AI Glossary
The complete dictionary of Artificial Intelligence
Poisoning attack
Attack technique where malicious data is injected into the training set to degrade model performance or introduce specific vulnerabilities.
Backdoor injection
Method consisting of inserting specific triggers into training data to create latent malicious behavior that activates only in the presence of these triggers.
Label flipping attack
Poisoning strategy where the attacker intentionally modifies the labels of training data to mislead the model and compromise its classification accuracy.
Causal poisoning attack
Sophisticated poisoning approach that manipulates causal relationships between features to targetedly influence the model's predictions.
Robustness defense
Set of techniques aiming to make AI models resistant to poisoning attacks by limiting the impact of malicious data on learning.

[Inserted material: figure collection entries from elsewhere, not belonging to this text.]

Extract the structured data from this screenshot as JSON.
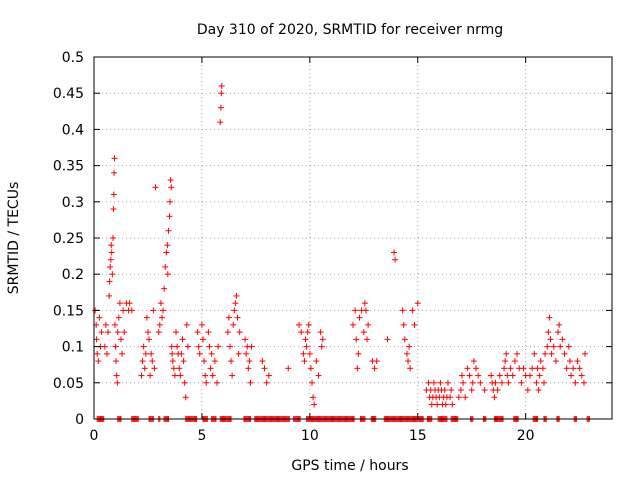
{
  "chart_data": {
    "type": "scatter",
    "title": "Day 310 of 2020, SRMTID for receiver nrmg",
    "xlabel": "GPS time / hours",
    "ylabel": "SRMTID / TECUs",
    "xlim": [
      0,
      24
    ],
    "ylim": [
      0,
      0.5
    ],
    "xticks": [
      "0",
      "5",
      "10",
      "15",
      "20"
    ],
    "yticks": [
      "0",
      "0.05",
      "0.1",
      "0.15",
      "0.2",
      "0.25",
      "0.3",
      "0.35",
      "0.4",
      "0.45",
      "0.5"
    ],
    "grid": true,
    "marker": "+",
    "color": "#ff0000",
    "series": [
      {
        "name": "SRMTID",
        "points": [
          [
            0.05,
            0.15
          ],
          [
            0.1,
            0.13
          ],
          [
            0.12,
            0.11
          ],
          [
            0.15,
            0.09
          ],
          [
            0.2,
            0.08
          ],
          [
            0.25,
            0.14
          ],
          [
            0.3,
            0.1
          ],
          [
            0.35,
            0.12
          ],
          [
            0.5,
            0.1
          ],
          [
            0.55,
            0.13
          ],
          [
            0.6,
            0.09
          ],
          [
            0.65,
            0.12
          ],
          [
            0.7,
            0.17
          ],
          [
            0.72,
            0.19
          ],
          [
            0.75,
            0.21
          ],
          [
            0.78,
            0.22
          ],
          [
            0.8,
            0.24
          ],
          [
            0.82,
            0.23
          ],
          [
            0.85,
            0.2
          ],
          [
            0.88,
            0.25
          ],
          [
            0.9,
            0.29
          ],
          [
            0.92,
            0.31
          ],
          [
            0.93,
            0.34
          ],
          [
            0.95,
            0.36
          ],
          [
            0.97,
            0.13
          ],
          [
            1.0,
            0.1
          ],
          [
            1.02,
            0.08
          ],
          [
            1.05,
            0.06
          ],
          [
            1.08,
            0.05
          ],
          [
            1.1,
            0.12
          ],
          [
            1.15,
            0.14
          ],
          [
            1.2,
            0.16
          ],
          [
            1.25,
            0.11
          ],
          [
            1.3,
            0.09
          ],
          [
            1.35,
            0.15
          ],
          [
            1.4,
            0.12
          ],
          [
            1.5,
            0.16
          ],
          [
            1.6,
            0.15
          ],
          [
            1.65,
            0.16
          ],
          [
            1.75,
            0.15
          ],
          [
            2.2,
            0.06
          ],
          [
            2.25,
            0.08
          ],
          [
            2.3,
            0.1
          ],
          [
            2.35,
            0.07
          ],
          [
            2.4,
            0.09
          ],
          [
            2.45,
            0.14
          ],
          [
            2.5,
            0.12
          ],
          [
            2.55,
            0.11
          ],
          [
            2.6,
            0.06
          ],
          [
            2.65,
            0.09
          ],
          [
            2.7,
            0.08
          ],
          [
            2.75,
            0.15
          ],
          [
            2.8,
            0.07
          ],
          [
            2.85,
            0.32
          ],
          [
            3.0,
            0.12
          ],
          [
            3.05,
            0.13
          ],
          [
            3.1,
            0.16
          ],
          [
            3.15,
            0.14
          ],
          [
            3.2,
            0.15
          ],
          [
            3.25,
            0.18
          ],
          [
            3.3,
            0.21
          ],
          [
            3.35,
            0.23
          ],
          [
            3.4,
            0.24
          ],
          [
            3.42,
            0.2
          ],
          [
            3.45,
            0.26
          ],
          [
            3.5,
            0.28
          ],
          [
            3.52,
            0.3
          ],
          [
            3.55,
            0.33
          ],
          [
            3.58,
            0.32
          ],
          [
            3.6,
            0.1
          ],
          [
            3.62,
            0.09
          ],
          [
            3.65,
            0.08
          ],
          [
            3.7,
            0.07
          ],
          [
            3.75,
            0.06
          ],
          [
            3.8,
            0.12
          ],
          [
            3.85,
            0.1
          ],
          [
            3.9,
            0.09
          ],
          [
            3.95,
            0.07
          ],
          [
            4.0,
            0.06
          ],
          [
            4.05,
            0.09
          ],
          [
            4.1,
            0.11
          ],
          [
            4.15,
            0.08
          ],
          [
            4.2,
            0.05
          ],
          [
            4.25,
            0.03
          ],
          [
            4.3,
            0.13
          ],
          [
            4.35,
            0.1
          ],
          [
            4.8,
            0.12
          ],
          [
            4.85,
            0.1
          ],
          [
            4.9,
            0.09
          ],
          [
            5.0,
            0.13
          ],
          [
            5.05,
            0.11
          ],
          [
            5.1,
            0.08
          ],
          [
            5.15,
            0.06
          ],
          [
            5.2,
            0.05
          ],
          [
            5.3,
            0.12
          ],
          [
            5.35,
            0.1
          ],
          [
            5.4,
            0.07
          ],
          [
            5.45,
            0.09
          ],
          [
            5.5,
            0.06
          ],
          [
            5.6,
            0.08
          ],
          [
            5.7,
            0.05
          ],
          [
            5.75,
            0.1
          ],
          [
            5.85,
            0.41
          ],
          [
            5.88,
            0.43
          ],
          [
            5.9,
            0.45
          ],
          [
            5.92,
            0.46
          ],
          [
            6.2,
            0.12
          ],
          [
            6.25,
            0.14
          ],
          [
            6.3,
            0.1
          ],
          [
            6.35,
            0.08
          ],
          [
            6.4,
            0.06
          ],
          [
            6.45,
            0.13
          ],
          [
            6.5,
            0.15
          ],
          [
            6.55,
            0.16
          ],
          [
            6.6,
            0.17
          ],
          [
            6.65,
            0.14
          ],
          [
            6.7,
            0.09
          ],
          [
            6.75,
            0.12
          ],
          [
            7.0,
            0.11
          ],
          [
            7.05,
            0.09
          ],
          [
            7.1,
            0.1
          ],
          [
            7.15,
            0.07
          ],
          [
            7.2,
            0.08
          ],
          [
            7.25,
            0.05
          ],
          [
            7.3,
            0.1
          ],
          [
            7.8,
            0.08
          ],
          [
            7.9,
            0.07
          ],
          [
            8.0,
            0.05
          ],
          [
            8.1,
            0.06
          ],
          [
            9.0,
            0.07
          ],
          [
            9.5,
            0.13
          ],
          [
            9.6,
            0.12
          ],
          [
            9.7,
            0.09
          ],
          [
            9.75,
            0.08
          ],
          [
            9.8,
            0.11
          ],
          [
            9.85,
            0.1
          ],
          [
            9.9,
            0.12
          ],
          [
            9.95,
            0.13
          ],
          [
            10.0,
            0.09
          ],
          [
            10.05,
            0.07
          ],
          [
            10.1,
            0.05
          ],
          [
            10.15,
            0.03
          ],
          [
            10.2,
            0.02
          ],
          [
            10.3,
            0.08
          ],
          [
            10.4,
            0.06
          ],
          [
            10.5,
            0.12
          ],
          [
            10.55,
            0.1
          ],
          [
            10.6,
            0.11
          ],
          [
            12.0,
            0.13
          ],
          [
            12.1,
            0.15
          ],
          [
            12.15,
            0.11
          ],
          [
            12.2,
            0.07
          ],
          [
            12.25,
            0.09
          ],
          [
            12.3,
            0.14
          ],
          [
            12.4,
            0.15
          ],
          [
            12.5,
            0.12
          ],
          [
            12.55,
            0.16
          ],
          [
            12.6,
            0.15
          ],
          [
            12.65,
            0.11
          ],
          [
            12.7,
            0.13
          ],
          [
            12.9,
            0.08
          ],
          [
            13.0,
            0.07
          ],
          [
            13.1,
            0.08
          ],
          [
            13.6,
            0.11
          ],
          [
            13.9,
            0.23
          ],
          [
            13.95,
            0.22
          ],
          [
            14.3,
            0.15
          ],
          [
            14.35,
            0.13
          ],
          [
            14.4,
            0.11
          ],
          [
            14.5,
            0.09
          ],
          [
            14.55,
            0.08
          ],
          [
            14.6,
            0.1
          ],
          [
            14.65,
            0.07
          ],
          [
            14.75,
            0.15
          ],
          [
            14.85,
            0.13
          ],
          [
            15.0,
            0.16
          ],
          [
            15.4,
            0.04
          ],
          [
            15.5,
            0.05
          ],
          [
            15.55,
            0.03
          ],
          [
            15.6,
            0.04
          ],
          [
            15.65,
            0.02
          ],
          [
            15.7,
            0.03
          ],
          [
            15.75,
            0.05
          ],
          [
            15.8,
            0.04
          ],
          [
            15.85,
            0.03
          ],
          [
            15.9,
            0.02
          ],
          [
            15.95,
            0.04
          ],
          [
            16.0,
            0.03
          ],
          [
            16.05,
            0.05
          ],
          [
            16.1,
            0.04
          ],
          [
            16.15,
            0.02
          ],
          [
            16.2,
            0.03
          ],
          [
            16.25,
            0.04
          ],
          [
            16.3,
            0.02
          ],
          [
            16.35,
            0.03
          ],
          [
            16.4,
            0.05
          ],
          [
            16.5,
            0.03
          ],
          [
            16.55,
            0.04
          ],
          [
            16.6,
            0.02
          ],
          [
            16.9,
            0.03
          ],
          [
            17.0,
            0.04
          ],
          [
            17.05,
            0.06
          ],
          [
            17.1,
            0.05
          ],
          [
            17.2,
            0.03
          ],
          [
            17.3,
            0.07
          ],
          [
            17.4,
            0.06
          ],
          [
            17.5,
            0.04
          ],
          [
            17.55,
            0.05
          ],
          [
            17.6,
            0.08
          ],
          [
            17.7,
            0.07
          ],
          [
            17.8,
            0.06
          ],
          [
            17.9,
            0.05
          ],
          [
            18.1,
            0.04
          ],
          [
            18.4,
            0.06
          ],
          [
            18.45,
            0.05
          ],
          [
            18.5,
            0.04
          ],
          [
            18.55,
            0.03
          ],
          [
            18.6,
            0.05
          ],
          [
            18.7,
            0.04
          ],
          [
            18.8,
            0.06
          ],
          [
            18.9,
            0.05
          ],
          [
            19.0,
            0.07
          ],
          [
            19.05,
            0.08
          ],
          [
            19.1,
            0.09
          ],
          [
            19.15,
            0.06
          ],
          [
            19.2,
            0.05
          ],
          [
            19.3,
            0.07
          ],
          [
            19.4,
            0.06
          ],
          [
            19.5,
            0.08
          ],
          [
            19.6,
            0.09
          ],
          [
            19.7,
            0.07
          ],
          [
            19.8,
            0.05
          ],
          [
            19.9,
            0.07
          ],
          [
            20.0,
            0.06
          ],
          [
            20.1,
            0.04
          ],
          [
            20.2,
            0.06
          ],
          [
            20.3,
            0.07
          ],
          [
            20.4,
            0.09
          ],
          [
            20.5,
            0.05
          ],
          [
            20.55,
            0.07
          ],
          [
            20.6,
            0.04
          ],
          [
            20.65,
            0.06
          ],
          [
            20.7,
            0.08
          ],
          [
            20.8,
            0.07
          ],
          [
            20.85,
            0.05
          ],
          [
            20.9,
            0.09
          ],
          [
            21.0,
            0.1
          ],
          [
            21.05,
            0.12
          ],
          [
            21.1,
            0.14
          ],
          [
            21.15,
            0.11
          ],
          [
            21.2,
            0.09
          ],
          [
            21.3,
            0.1
          ],
          [
            21.4,
            0.08
          ],
          [
            21.5,
            0.12
          ],
          [
            21.55,
            0.13
          ],
          [
            21.6,
            0.1
          ],
          [
            21.7,
            0.11
          ],
          [
            21.8,
            0.09
          ],
          [
            21.9,
            0.07
          ],
          [
            22.0,
            0.1
          ],
          [
            22.05,
            0.08
          ],
          [
            22.1,
            0.06
          ],
          [
            22.2,
            0.07
          ],
          [
            22.3,
            0.05
          ],
          [
            22.4,
            0.08
          ],
          [
            22.5,
            0.07
          ],
          [
            22.6,
            0.06
          ],
          [
            22.7,
            0.05
          ],
          [
            22.75,
            0.09
          ]
        ],
        "zero_runs": [
          [
            0.15,
            0.45
          ],
          [
            1.1,
            1.25
          ],
          [
            1.75,
            2.05
          ],
          [
            2.55,
            2.75
          ],
          [
            3.0,
            3.05
          ],
          [
            3.25,
            3.45
          ],
          [
            4.25,
            4.75
          ],
          [
            5.05,
            5.25
          ],
          [
            5.45,
            5.65
          ],
          [
            5.85,
            6.35
          ],
          [
            6.95,
            7.25
          ],
          [
            7.45,
            9.05
          ],
          [
            9.25,
            9.55
          ],
          [
            9.85,
            12.05
          ],
          [
            12.35,
            12.55
          ],
          [
            12.85,
            13.05
          ],
          [
            13.45,
            15.25
          ],
          [
            15.45,
            15.65
          ],
          [
            15.95,
            16.35
          ],
          [
            16.55,
            16.85
          ],
          [
            17.45,
            17.55
          ],
          [
            18.05,
            18.15
          ],
          [
            18.55,
            18.95
          ],
          [
            19.45,
            19.65
          ],
          [
            20.35,
            20.55
          ],
          [
            20.85,
            20.95
          ],
          [
            21.45,
            21.55
          ],
          [
            22.25,
            22.35
          ],
          [
            22.85,
            22.95
          ]
        ]
      }
    ]
  }
}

Training anomaly detection
Process of identifying and eliminating abnormal or potentially malicious data points in the training set before or during learning.
Robust cross-validation
Enhanced validation technique that evaluates model stability across different data partitions to detect potential malicious contamination.
Learning with noisy data
Learning paradigm designed to maintain optimal performance despite the presence of corrupted or intentionally modified data in the training set.
Dataset Purification
Systematic process of cleaning training data to identify and eliminate potentially poisoned samples before model training.
Certifiable Model
AI model architecture capable of providing mathematical guarantees on its resistance to poisoning attacks under defined conditions.
Induced Overfitting Attack
Poisoning technique that forces the model to overlearn specific patterns introduced by the attacker, compromising its generalization capability.
Filtering Defense
Protection mechanism that applies statistical or heuristic filters to eliminate suspicious data before their integration into the learning process.
Targeted Poisoning
Poisoning attack designed to specifically compromise predictions for certain classes or particular inputs while preserving overall performance.
Indiscriminate Poisoning
Attack aiming to globally degrade model performance without specific targeting, often by introducing systematic noise into training data.
Incremental Retraining Defense
Protection strategy that continuously updates the model with new validated data while monitoring performance drifts that may indicate poisoning.
Inverse Backpropagation Attack
Advanced technique where the attacker calculates the optimal modifications to apply to training data to maximize impact on the final model weights.
External validation defense
A protection approach that uses independent and uncompromised validation sets to detect performance degradations caused by poisoning.